Sanders’s solutions are controversial – a reflection of his belief in Scandinavian-style Democratic socialism. He wants “Medicare for all,” free tuition at all public universities, a $15-an-hour minimum wage, paid leave for parents of newborns, paid sick leave, and paid vacation.
Sanders acknowledges that his health-care proposal would require higher taxes, but Americans would come out ahead, he says.
“Yes, of course taxes would go up to pay for health care,” Sanders says. “But you know what would go down? Private insurance. You would not be paying private insurance. So if I said to you, ‘Well, you’re not going to pay Blue Cross $12,000 a year but you’re going to pay $10,000 more in taxes, are you going to be crying? No.”
Sanders promises to unveil a comprehensive tax plan, which his team is still working on.
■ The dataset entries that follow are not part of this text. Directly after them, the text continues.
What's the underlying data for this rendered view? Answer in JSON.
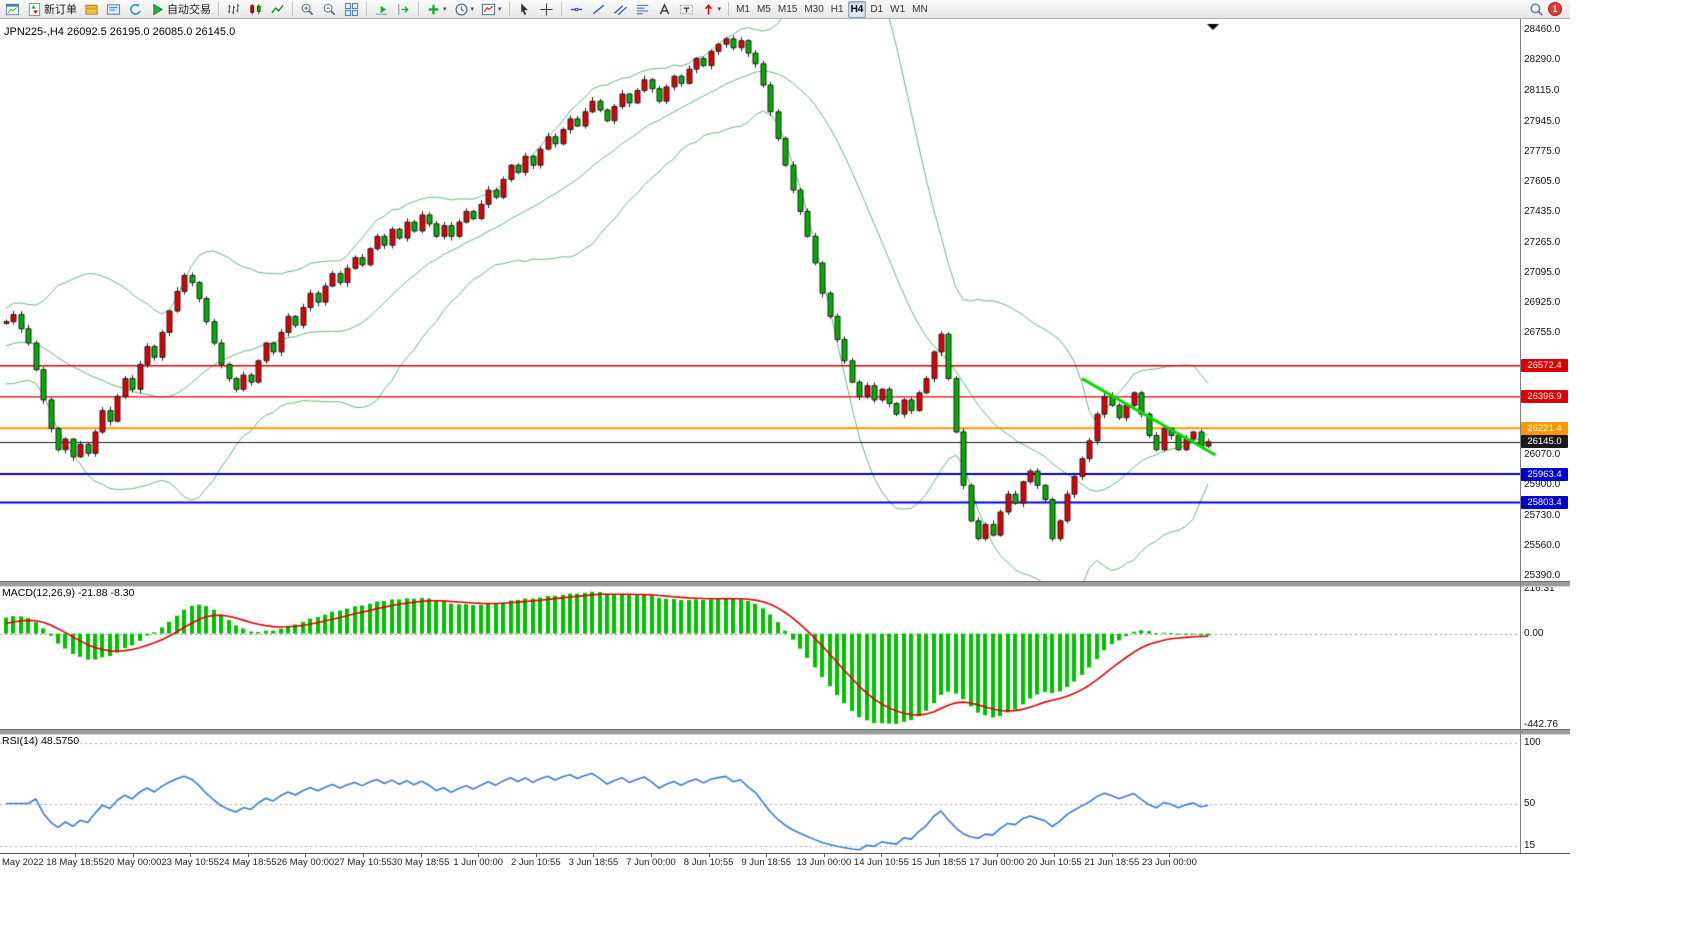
{
  "toolbar": {
    "new_order_label": "新订单",
    "auto_trading_label": "自动交易",
    "timeframes": [
      "M1",
      "M5",
      "M15",
      "M30",
      "H1",
      "H4",
      "D1",
      "W1",
      "MN"
    ],
    "active_timeframe": "H4",
    "notification_count": "1",
    "buttons": [
      {
        "name": "new-chart-button",
        "icon": "chart-window"
      },
      {
        "name": "new-order-button",
        "icon": "new-order",
        "label": "新订单"
      },
      {
        "name": "market-watch-button",
        "icon": "box"
      },
      {
        "name": "data-window-button",
        "icon": "card"
      },
      {
        "name": "refresh-button",
        "icon": "refresh"
      },
      {
        "name": "auto-trading-button",
        "icon": "play",
        "label": "自动交易"
      },
      {
        "sep": true
      },
      {
        "name": "bar-chart-button",
        "icon": "bars"
      },
      {
        "name": "candlestick-chart-button",
        "icon": "candles"
      },
      {
        "name": "line-chart-button",
        "icon": "linechart"
      },
      {
        "sep": true
      },
      {
        "name": "zoom-in-button",
        "icon": "zoom-in"
      },
      {
        "name": "zoom-out-button",
        "icon": "zoom-out"
      },
      {
        "name": "tile-windows-button",
        "icon": "tile"
      },
      {
        "sep": true
      },
      {
        "name": "auto-scroll-button",
        "icon": "autoscroll"
      },
      {
        "name": "chart-shift-button",
        "icon": "shift"
      },
      {
        "sep": true
      },
      {
        "name": "add-indicator-button",
        "icon": "plus",
        "caret": true
      },
      {
        "name": "periods-menu-button",
        "icon": "clock",
        "caret": true
      },
      {
        "name": "templates-button",
        "icon": "template",
        "caret": true
      },
      {
        "sep": true
      },
      {
        "name": "cursor-button",
        "icon": "cursor"
      },
      {
        "name": "crosshair-button",
        "icon": "crosshair"
      },
      {
        "sep": true
      },
      {
        "name": "horizontal-line-button",
        "icon": "hline"
      },
      {
        "name": "trendline-button",
        "icon": "tline"
      },
      {
        "name": "equidistant-channel-button",
        "icon": "channel"
      },
      {
        "name": "fibonacci-button",
        "icon": "fibo"
      },
      {
        "name": "text-button",
        "icon": "text"
      },
      {
        "name": "text-label-button",
        "icon": "label"
      },
      {
        "name": "arrows-button",
        "icon": "arrows",
        "caret": true
      },
      {
        "sep": true
      },
      {
        "name": "timeframe-m1-button",
        "text": "M1"
      },
      {
        "name": "timeframe-m5-button",
        "text": "M5"
      },
      {
        "name": "timeframe-m15-button",
        "text": "M15"
      },
      {
        "name": "timeframe-m30-button",
        "text": "M30"
      },
      {
        "name": "timeframe-h1-button",
        "text": "H1"
      },
      {
        "name": "timeframe-h4-button",
        "text": "H4",
        "active": true
      },
      {
        "name": "timeframe-d1-button",
        "text": "D1"
      },
      {
        "name": "timeframe-w1-button",
        "text": "W1"
      },
      {
        "name": "timeframe-mn-button",
        "text": "MN"
      },
      {
        "spacer": true
      },
      {
        "name": "search-button",
        "icon": "magnifier"
      },
      {
        "name": "notifications-badge",
        "badge": "1"
      }
    ]
  },
  "chart": {
    "symbol_label": "JPN225-,H4 26092.5 26195.0 26085.0 26145.0",
    "macd_label": "MACD(12,26,9) -21.88 -8.30",
    "rsi_label": "RSI(14) 48.5750"
  },
  "chart_data": [
    {
      "type": "candlestick",
      "symbol": "JPN225-",
      "timeframe": "H4",
      "ohlc_display": {
        "open": "26092.5",
        "high": "26195.0",
        "low": "26085.0",
        "close": "26145.0"
      },
      "price_axis": {
        "min": 25390.0,
        "max": 28460.0,
        "ticks": [
          28460.0,
          28290.0,
          28115.0,
          27945.0,
          27775.0,
          27605.0,
          27435.0,
          27265.0,
          27095.0,
          26925.0,
          26755.0,
          26070.0,
          25900.0,
          25730.0,
          25560.0,
          25390.0
        ]
      },
      "x_labels": [
        "May 2022",
        "18 May 18:55",
        "20 May 00:00",
        "23 May 10:55",
        "24 May 18:55",
        "26 May 00:00",
        "27 May 10:55",
        "30 May 18:55",
        "1 Jun 00:00",
        "2 Jun 10:55",
        "3 Jun 18:55",
        "7 Jun 00:00",
        "8 Jun 10:55",
        "9 Jun 18:55",
        "13 Jun 00:00",
        "14 Jun 10:55",
        "15 Jun 18:55",
        "17 Jun 00:00",
        "20 Jun 10:55",
        "21 Jun 18:55",
        "23 Jun 00:00"
      ],
      "note": "close series approximates the visible H4 price path; opens equal previous close, wick extents derived",
      "pre_history_closes": [
        26500,
        26540,
        26580,
        26620,
        26660,
        26700,
        26730,
        26760,
        26790,
        26810
      ],
      "closes": [
        26820,
        26860,
        26780,
        26700,
        26550,
        26380,
        26220,
        26100,
        26160,
        26060,
        26130,
        26080,
        26200,
        26320,
        26260,
        26400,
        26500,
        26440,
        26580,
        26680,
        26620,
        26760,
        26880,
        26990,
        27080,
        27040,
        26950,
        26820,
        26700,
        26580,
        26500,
        26440,
        26520,
        26480,
        26600,
        26700,
        26650,
        26760,
        26850,
        26800,
        26900,
        26980,
        26930,
        27020,
        27090,
        27040,
        27120,
        27180,
        27140,
        27230,
        27300,
        27250,
        27340,
        27290,
        27380,
        27330,
        27420,
        27370,
        27300,
        27360,
        27300,
        27380,
        27440,
        27400,
        27480,
        27560,
        27520,
        27620,
        27700,
        27660,
        27750,
        27700,
        27790,
        27860,
        27820,
        27900,
        27960,
        27920,
        28000,
        28060,
        28010,
        27950,
        28030,
        28100,
        28050,
        28120,
        28180,
        28130,
        28060,
        28140,
        28200,
        28160,
        28240,
        28300,
        28260,
        28340,
        28380,
        28410,
        28360,
        28400,
        28330,
        28270,
        28150,
        28000,
        27850,
        27700,
        27560,
        27440,
        27300,
        27150,
        26980,
        26850,
        26720,
        26600,
        26480,
        26400,
        26460,
        26380,
        26440,
        26360,
        26300,
        26380,
        26320,
        26420,
        26500,
        26650,
        26750,
        26500,
        26200,
        25900,
        25700,
        25600,
        25680,
        25620,
        25750,
        25850,
        25800,
        25920,
        25980,
        25900,
        25820,
        25600,
        25700,
        25850,
        25950,
        26050,
        26150,
        26300,
        26400,
        26350,
        26280,
        26350,
        26420,
        26300,
        26180,
        26100,
        26220,
        26180,
        26100,
        26160,
        26200,
        26120,
        26145
      ],
      "bollinger": {
        "period": 20,
        "deviation": 2,
        "color": "#63b879"
      },
      "horizontal_lines": [
        {
          "price": 26572.4,
          "label": "26572.4",
          "color": "#dd0000",
          "width": 1.4
        },
        {
          "price": 26396.9,
          "label": "26396.9",
          "color": "#dd0000",
          "width": 1.4
        },
        {
          "price": 26221.4,
          "label": "26221.4",
          "color": "#ff9800",
          "width": 2
        },
        {
          "price": 26145.0,
          "label": "26145.0",
          "color": "#1a1a1a",
          "width": 1
        },
        {
          "price": 25963.4,
          "label": "25963.4",
          "color": "#0000cc",
          "width": 2
        },
        {
          "price": 25803.4,
          "label": "25803.4",
          "color": "#0000cc",
          "width": 2
        }
      ],
      "trendline": {
        "from_bar": 145,
        "from_price": 26500,
        "to_bar": 163,
        "to_price": 26070,
        "color": "#00dd00",
        "width": 3
      },
      "colors": {
        "up": "#e00000",
        "down": "#00b000",
        "outline": "#222222",
        "background": "#ffffff"
      }
    },
    {
      "type": "macd-histogram",
      "label": "MACD(12,26,9) -21.88 -8.30",
      "fast": 12,
      "slow": 26,
      "signal_period": 9,
      "current_value": -21.88,
      "current_signal": -8.3,
      "axis_ticks": [
        {
          "value": 216.31,
          "label": "216.31"
        },
        {
          "value": 0,
          "label": "0.00"
        },
        {
          "value": -442.76,
          "label": "-442.76"
        }
      ],
      "colors": {
        "histogram": "#00c000",
        "signal": "#e00000"
      }
    },
    {
      "type": "rsi-line",
      "label": "RSI(14) 48.5750",
      "period": 14,
      "current_value": 48.575,
      "levels": [
        {
          "value": 100,
          "label": "100"
        },
        {
          "value": 50,
          "label": "50"
        },
        {
          "value": 15,
          "label": "15"
        }
      ],
      "color": "#3a7bd5"
    }
  ]
}
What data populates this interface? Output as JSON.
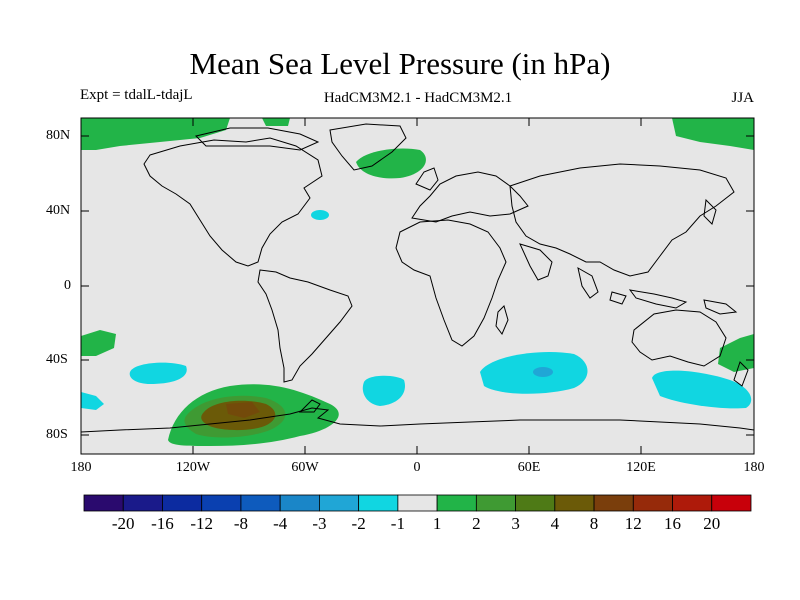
{
  "title": "Mean Sea Level Pressure (in hPa)",
  "expt_label": "Expt = tdalL-tdajL",
  "model_label": "HadCM3M2.1 - HadCM3M2.1",
  "season_label": "JJA",
  "lat_labels": [
    "80N",
    "40N",
    "0",
    "40S",
    "80S"
  ],
  "lon_labels": [
    "180",
    "120W",
    "60W",
    "0",
    "60E",
    "120E",
    "180"
  ],
  "colorbar": {
    "colors": [
      "#2a0a6e",
      "#1a1a8a",
      "#0c2ba0",
      "#0a40b0",
      "#0e5bbd",
      "#1a86c8",
      "#20a6d6",
      "#11d6e1",
      "#e6e6e6",
      "#22b448",
      "#3f9a33",
      "#4e7a16",
      "#6b5a08",
      "#7a3e0c",
      "#962a0a",
      "#ae1a0a",
      "#c8000a"
    ],
    "labels": [
      "-20",
      "-16",
      "-12",
      "-8",
      "-4",
      "-3",
      "-2",
      "-1",
      "1",
      "2",
      "3",
      "4",
      "8",
      "12",
      "16",
      "20"
    ]
  },
  "field_colors": {
    "background": "#e6e6e6",
    "positive_1": "#22b448",
    "positive_2": "#3f9a33",
    "positive_3": "#6b5a08",
    "negative_1": "#11d6e1",
    "negative_2": "#20a6d6"
  }
}
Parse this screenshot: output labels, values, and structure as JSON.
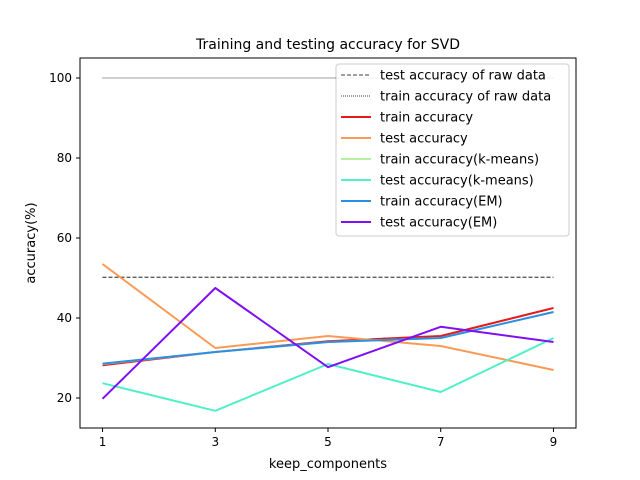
{
  "chart_data": {
    "type": "line",
    "title": "Training and testing accuracy for SVD",
    "xlabel": "keep_components",
    "ylabel": "accuracy(%)",
    "xlim": [
      0.6,
      9.4
    ],
    "ylim": [
      12.5,
      105
    ],
    "x_ticks": [
      1,
      3,
      5,
      7,
      9
    ],
    "y_ticks": [
      20,
      40,
      60,
      80,
      100
    ],
    "grid": false,
    "legend_placement": "top-right",
    "x": [
      1,
      3,
      5,
      7,
      9
    ],
    "series": [
      {
        "name": "test accuracy of raw data",
        "color": "#000000",
        "style": "dashed",
        "values": [
          50.2,
          50.2,
          50.2,
          50.2,
          50.2
        ]
      },
      {
        "name": "train accuracy of raw data",
        "color": "#000000",
        "style": "dotted",
        "values": [
          100,
          100,
          100,
          100,
          100
        ]
      },
      {
        "name": "train accuracy",
        "color": "#e41a1c",
        "style": "solid",
        "values": [
          28.2,
          31.5,
          34.2,
          35.5,
          42.5
        ]
      },
      {
        "name": "test accuracy",
        "color": "#fb9a55",
        "style": "solid",
        "values": [
          53.5,
          32.5,
          35.5,
          33.0,
          27.0
        ]
      },
      {
        "name": "train accuracy(k-means)",
        "color": "#b2f2a0",
        "style": "solid",
        "values": [
          28.5,
          31.5,
          34.0,
          35.0,
          41.5
        ]
      },
      {
        "name": "test accuracy(k-means)",
        "color": "#4ff0c8",
        "style": "solid",
        "values": [
          23.7,
          16.8,
          28.5,
          21.5,
          35.0
        ]
      },
      {
        "name": "train accuracy(EM)",
        "color": "#2b8fe5",
        "style": "solid",
        "values": [
          28.6,
          31.5,
          34.0,
          35.0,
          41.5
        ]
      },
      {
        "name": "test accuracy(EM)",
        "color": "#7f10f5",
        "style": "solid",
        "values": [
          19.8,
          47.5,
          27.7,
          37.8,
          34.0
        ]
      }
    ]
  }
}
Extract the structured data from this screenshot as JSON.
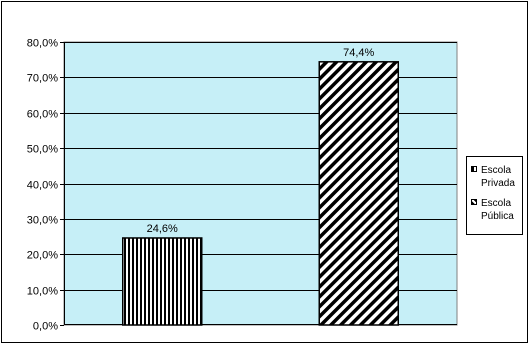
{
  "chart_data": {
    "type": "bar",
    "categories": [
      "Escola Privada",
      "Escola Pública"
    ],
    "series": [
      {
        "name": "Escola Privada",
        "values": [
          24.6,
          null
        ],
        "pattern": "vertical-stripes",
        "label": "24,6%"
      },
      {
        "name": "Escola Pública",
        "values": [
          null,
          74.4
        ],
        "pattern": "diagonal-stripes",
        "label": "74,4%"
      }
    ],
    "values": [
      24.6,
      74.4
    ],
    "ylim": [
      0,
      80
    ],
    "yticks": [
      0,
      10,
      20,
      30,
      40,
      50,
      60,
      70,
      80
    ],
    "ytick_labels": [
      "0,0%",
      "10,0%",
      "20,0%",
      "30,0%",
      "40,0%",
      "50,0%",
      "60,0%",
      "70,0%",
      "80,0%"
    ],
    "grid": true,
    "legend_position": "right",
    "colors": {
      "plot_background": "#c6eff7",
      "bar_fill": "#ffffff",
      "stroke": "#000000"
    }
  },
  "legend": {
    "items": [
      {
        "line1": "Escola",
        "line2": "Privada"
      },
      {
        "line1": "Escola",
        "line2": "Pública"
      }
    ]
  }
}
He said it would “end loopholes that allow corporations to stash profits in the Cayman Islands,” and include a progressive individual income tax.
Back to the question of Mrs. Clinton: “I like Hillary, I respect Hillary, I disagree with her.”
And he promises not to come out with any negative ads. He says he’s never done one, throughout his political career – from his first successful election in 1981 as mayor of Burlington, Vt., to his election to the House, then to the Senate – and doesn’t plan to start now.